An electrode body provided with an electrode lead tab at one end inside the cup-shaped molded body obtained by folding back a packaging material made of a metal-resin laminate, and the electrode lead tab is exposed from the top of the cup-shaped molded body to the outside. A side seal portion is formed on both sides of the cup-shaped molded body, and a top seal portion is formed on the top portion of the cup-shaped molded body by heat sealing, respectively.

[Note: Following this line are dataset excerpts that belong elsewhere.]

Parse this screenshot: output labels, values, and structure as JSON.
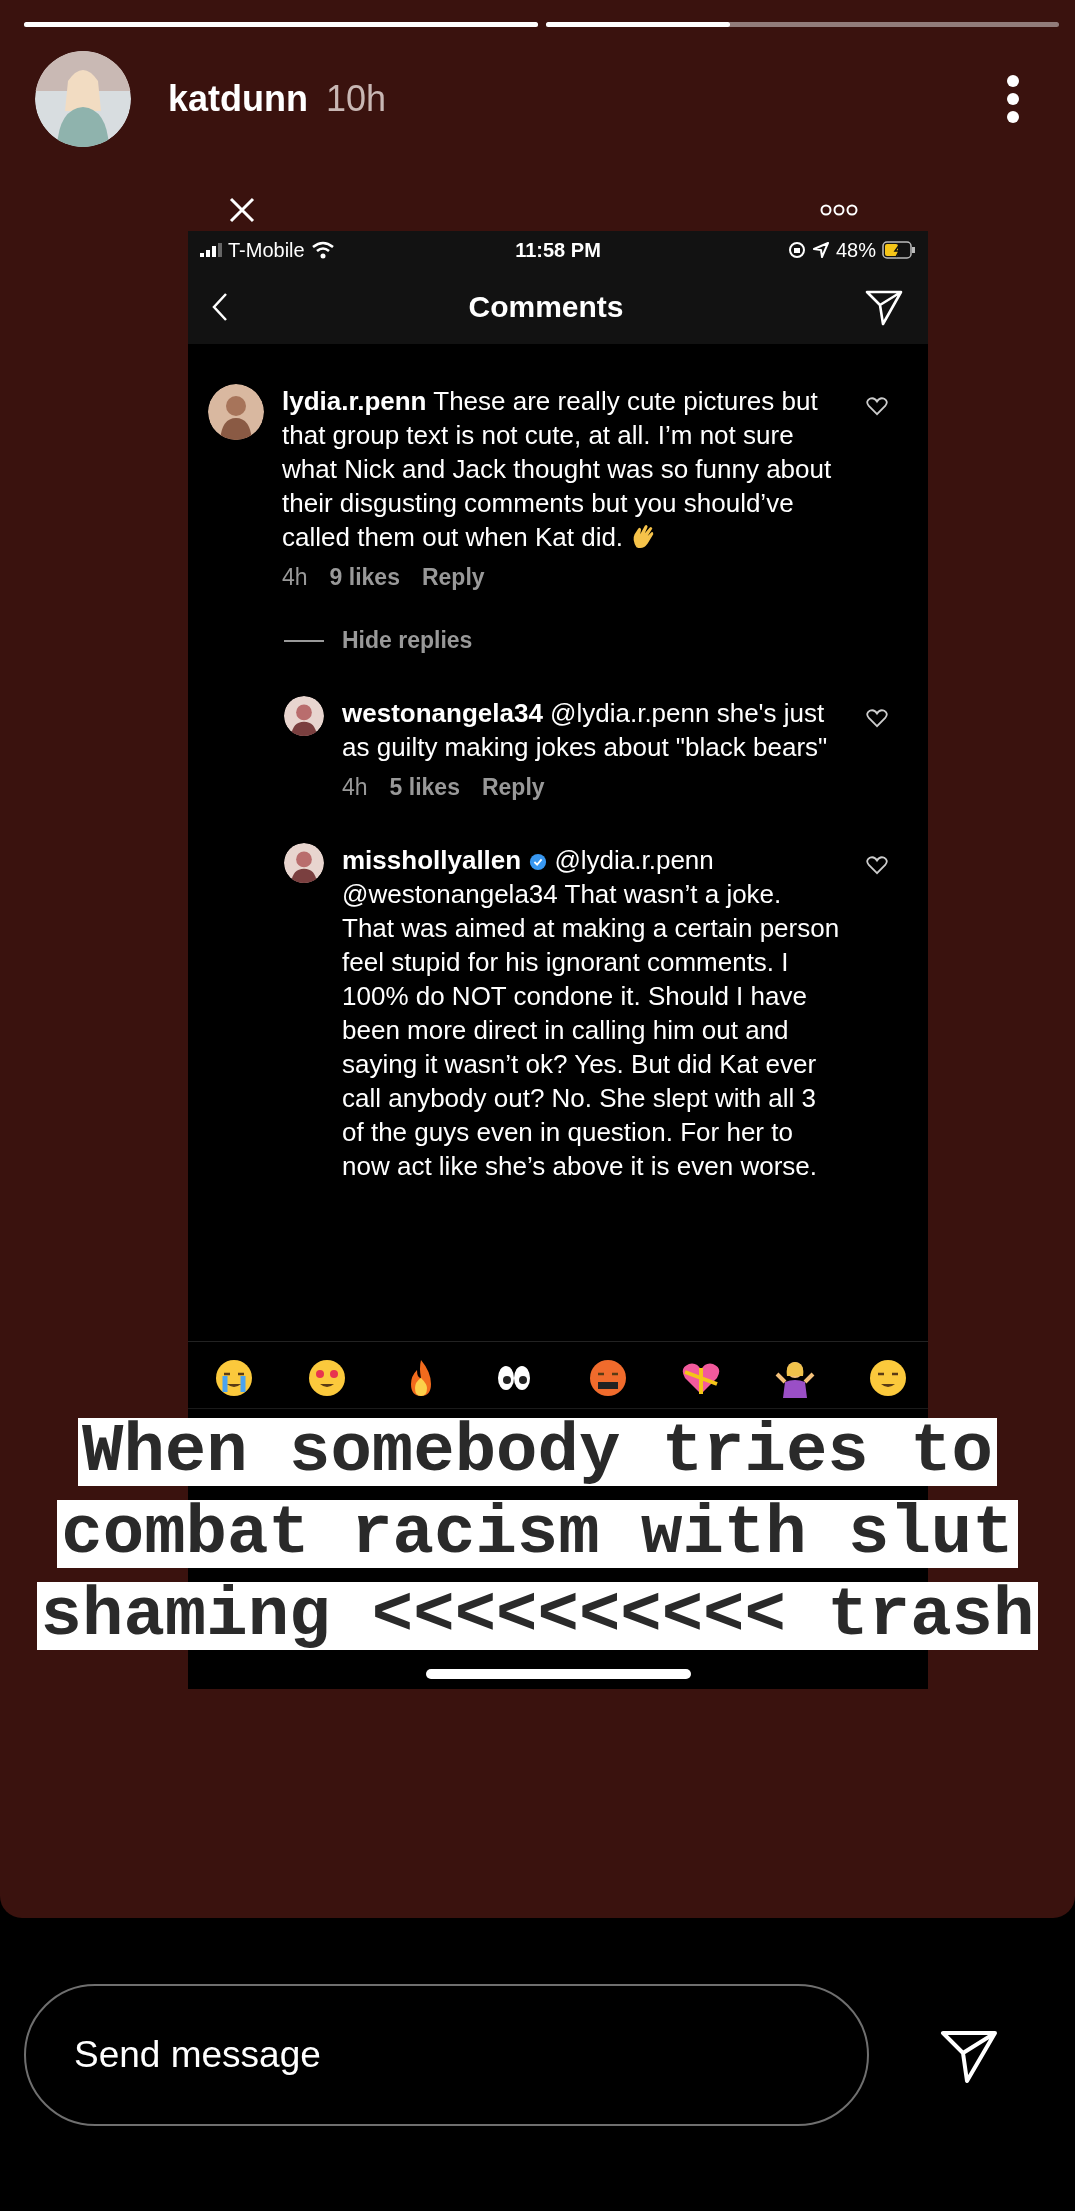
{
  "progress": [
    {
      "level": 1
    },
    {
      "level": 0.36
    }
  ],
  "header": {
    "username": "katdunn",
    "time": "10h"
  },
  "screenshot": {
    "status_bar": {
      "carrier": "T-Mobile",
      "time": "11:58 PM",
      "battery": "48%"
    },
    "title": "Comments",
    "comments": [
      {
        "username": "lydia.r.penn",
        "verified": false,
        "text": "These are really cute pictures but that group text is not cute, at all. I’m not sure what Nick and Jack thought was so funny about their disgusting comments but you should’ve called them out when Kat did.",
        "ends_with_wave": true,
        "time": "4h",
        "likes": "9 likes",
        "reply": "Reply",
        "replies_toggle": "Hide replies",
        "replies": [
          {
            "username": "westonangela34",
            "verified": false,
            "text": "@lydia.r.penn she's just as guilty making jokes about \"black bears\"",
            "time": "4h",
            "likes": "5 likes",
            "reply": "Reply"
          },
          {
            "username": "misshollyallen",
            "verified": true,
            "text": "@lydia.r.penn @westonangela34 That wasn’t a joke. That was aimed at making a certain person feel stupid for his ignorant comments. I 100% do NOT condone it. Should I have been more direct in calling him out and saying it wasn’t ok? Yes. But did Kat ever call anybody out? No. She slept with all 3 of the guys even in question. For her to now act like she’s above it is even worse."
          }
        ]
      }
    ]
  },
  "caption": {
    "lines": [
      "When somebody tries to",
      "combat racism with slut",
      "shaming <<<<<<<<<< trash"
    ]
  },
  "message": {
    "placeholder": "Send message"
  }
}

In the laminated battery in which at least one of the side seal portions is bent so as to be along the cup-shaped molded body side,
Side seal portion being said bending, when the entire length of the side seal portions was set to L, 87.1-93 thickness of a region A of length 0.03L~0.5L the thickness of the other portion .9% ,
In the region A, the distance from the position corresponding to the bottom of the cup-shaped molded body to the lower end of the region A is D1, and the distance from the upper end of the region A to the position corresponding to the upper end of the side seal portion A laminated battery characterized by being formed at a position satisfying the condition of D1 / D2 ≦ 0.800 when D2 .   The laminated battery according to claim 1, wherein the values of D1 and D2 satisfy a condition of D1 / D2 ≦ 0.3.   2. The laminated battery according to claim 1, wherein the electrode body is an electrode body for a non-aqueous electrolyte secondary battery.